International Hotels Group (IHG) recently began notifying guests who used their payment cards at 12 IHG properties between August 2016 and December 2016 that their names, card numbers, expiration dates and verification codes may have been accessed.
Late last year, the company received word of unauthorized charges appearing on credit cards that had been used at IHG properties in North America, and hired cyber security firms to conduct an investigation.
The investigation found that malware was installed on servers used to processed payment cards at restaurants and bars at 12 IHG properties, though cards used at the front desks of those properties were not affected. “An investigation of other properties in the Americas region is ongoing,” the company said.
“IHG has been working with the security firms to review IHG’s security measures, confirm that this issue has been remediated, and evaluate ways to enhance IHG’s security measures,” the company said in a statement. “IHG has notified law enforcement and is working with the payment card networks so that the banks that issue payment cards can be made aware and initiate heightened monitoring on the affected cards.”
The affected hotels are the Crowne Plaza San Jose – Silicon Valley, the Holiday Inn San Francisco Fisherman’s Wharf, the InterContinental Los Angeles Century City, the InterContinental Mark Hopkins, the InterContinental San Francisco, the InterContinental Buckhead Atlanta, the InterContinental Chicago Miracle Mile, the InterContinental The Willard, the Holiday Inn Resort – Aruba, the InterContinental Toronto Yorkville, the InterContinental San Juan Resort & Casino, and the Holiday Inn Nashville Airport.
Moshe Ben-Simon, co-founder and vice president of TrapX Security, told eSecurity Planet by email that cyber criminals are moving aggressively to access as much credit card data as possible before EMV is fully implemented in the U.S. “Between now and 2020 — the window of time required for EMV deployment — card fraud using current methods could cost just the retail industry alone an additional $10 billion,” he said.

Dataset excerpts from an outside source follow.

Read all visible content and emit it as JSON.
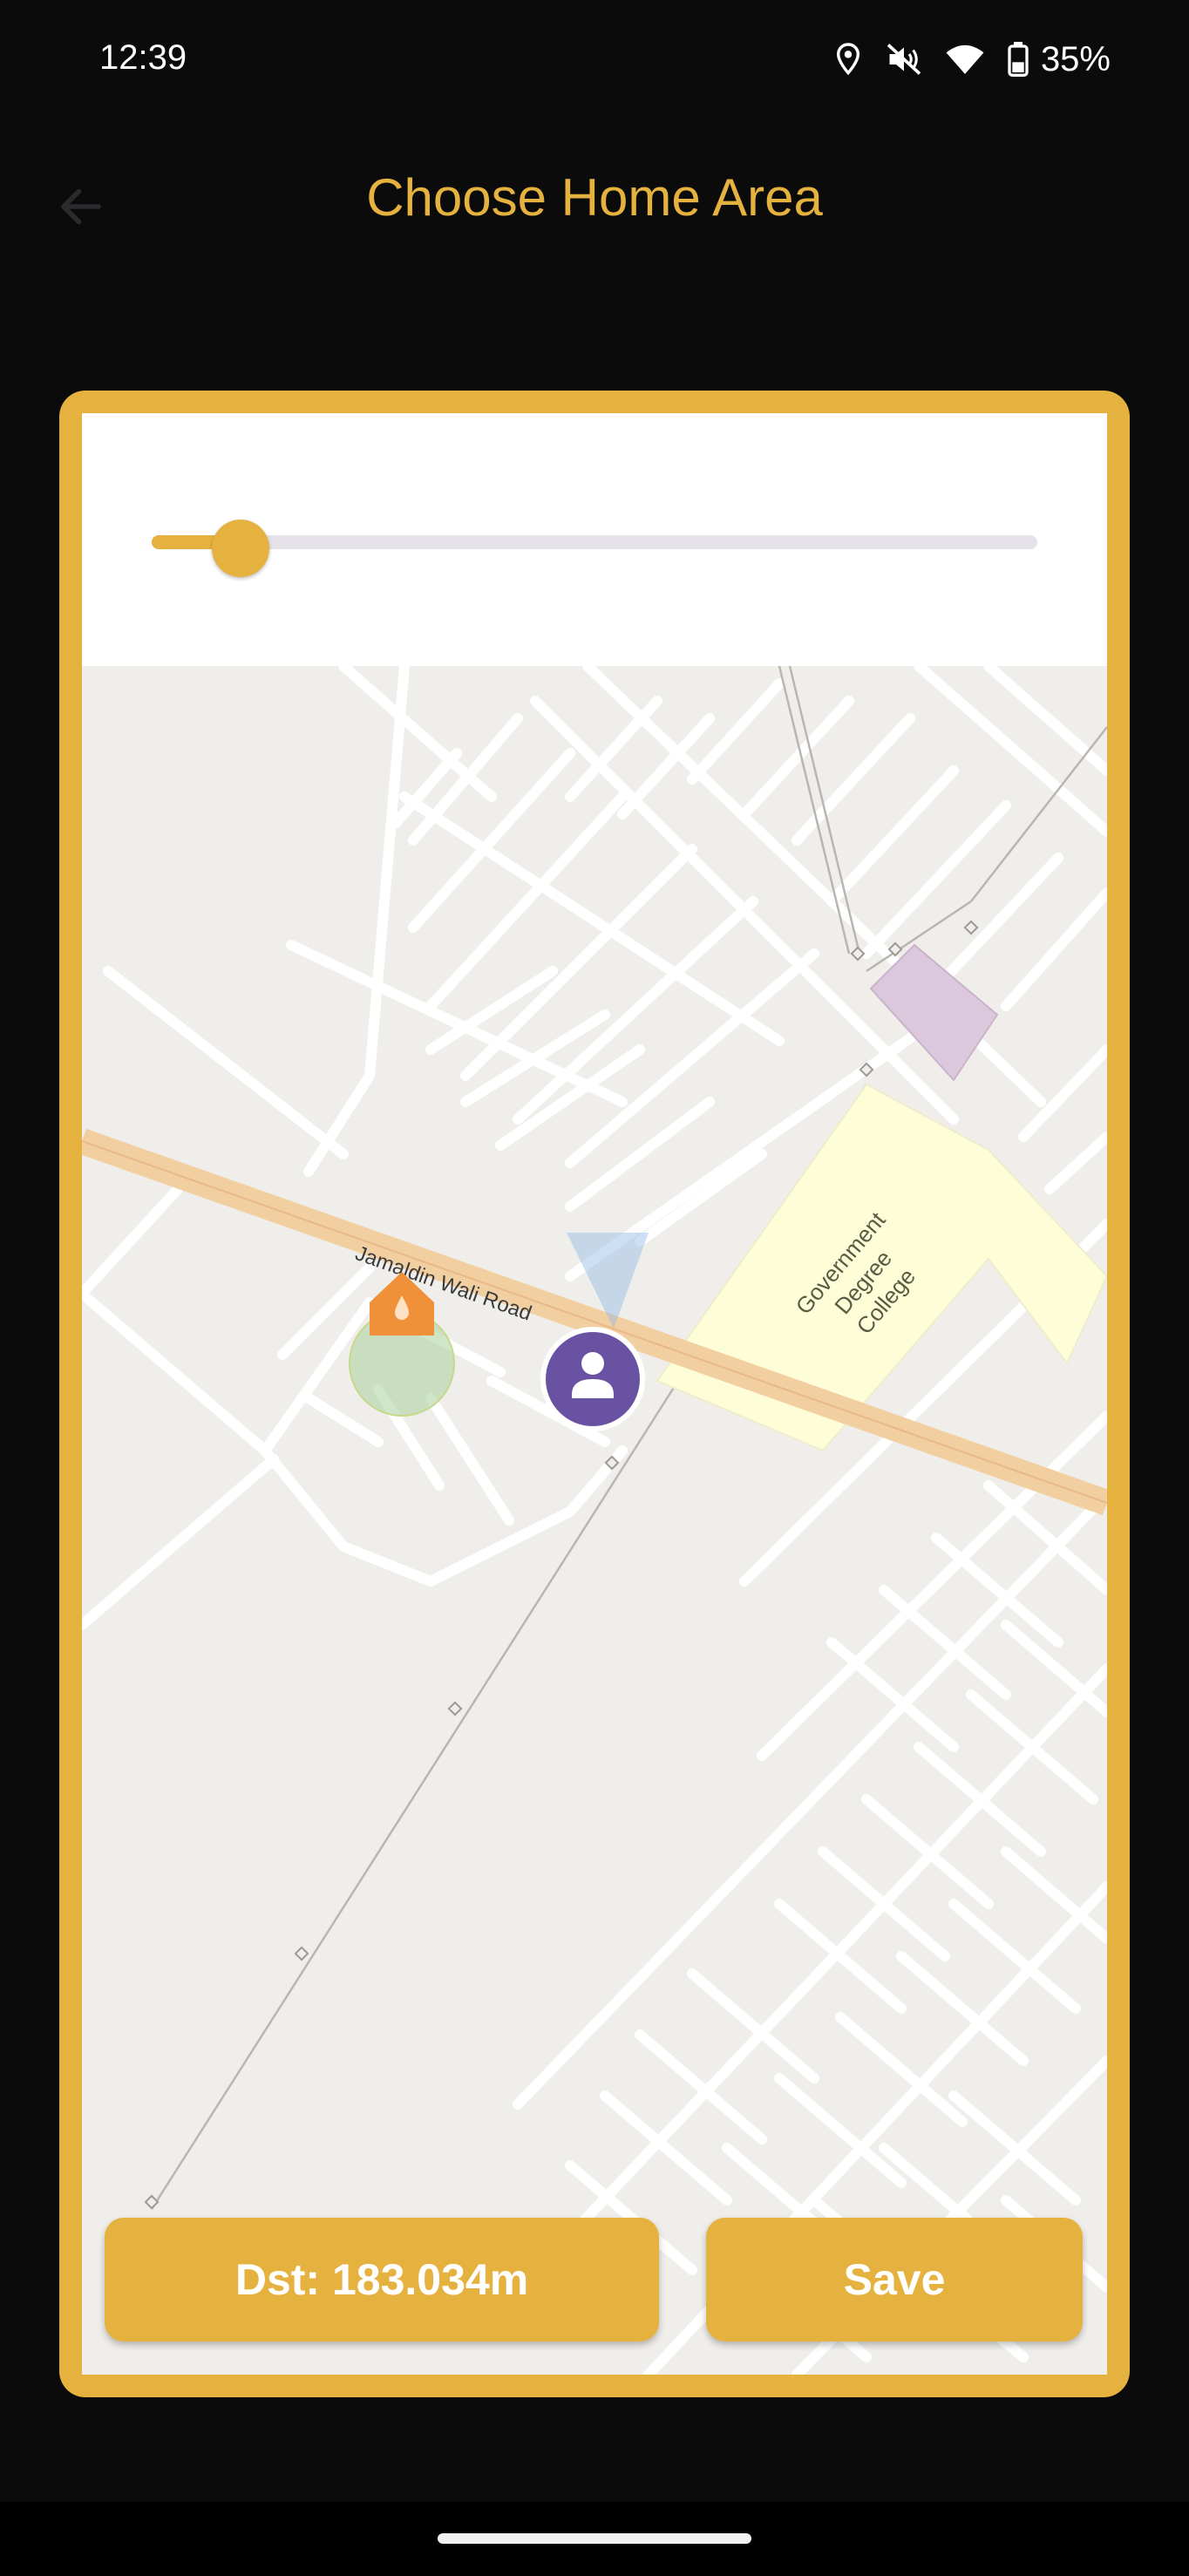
{
  "status_bar": {
    "time": "12:39",
    "battery": "35%",
    "icons": [
      "location-icon",
      "mute-icon",
      "wifi-icon",
      "battery-icon"
    ]
  },
  "header": {
    "title": "Choose Home Area",
    "back_icon": "arrow-back-icon"
  },
  "slider": {
    "value_fraction": 0.1
  },
  "map": {
    "road_label": "Jamaldin Wali Road",
    "poi_label_lines": [
      "Government",
      "Degree",
      "College"
    ],
    "markers": [
      "home-marker-icon",
      "user-location-icon"
    ]
  },
  "buttons": {
    "distance_label": "Dst: 183.034m",
    "save_label": "Save"
  },
  "colors": {
    "accent": "#e6b23f",
    "background": "#0b0b0c",
    "user_marker": "#6a52a3",
    "home_marker": "#f0913a"
  }
}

“It is quite clear today that cyber thieves will get into your network,” Ben-Simon added. “The issue becomes how quickly you can discover them. New technologies and the best practices that support them can give the hospitality industry better visibility into their internal networks so that they can quickly identify an attack, stop it before data is breached, and return rapidly to normal operations.”
A recent Javelin Strategy & Research survey of 5,028 U.S. consumers found that 6.15 percent of respondents became victims of identity fraud in 2016, a surge of more than 2 million victims and a 16 percent increase over the previous year.
In response to a steady increase in the deployment of EMV cards and terminals, the research found, card-not-present (CNP) fraud surged by 40 percent in 2016.
“After five years of relatively small growth or even decreases in fraud, this year’s findings drive home that fraudsters never rest and when one area is closed, they adapt and find new approaches,” Javelin senior vice president Al Pascual said in a statement. “The rise of information available via data breaches is particularly troublesome for the industry and a boon for fraudsters.”
“To successfully fight fraudsters, the industry needs to close security gaps and continue to improve, and consumers must be proactive too,” Pascual added.
CyberScout chairman and founder Adam Levin told eSecurity Planet by email that the Javelin report highlights the fact that breaches have become the third certainty in life. “In 2017, consumers must become better informed as to the risks inherent in this dangerous digital world, be more alert to the signs of individual compromise and know what to do to contain and reverse the damage or take advantage of identity theft protection services offered by their insurers, employers or financial services firms,” he said.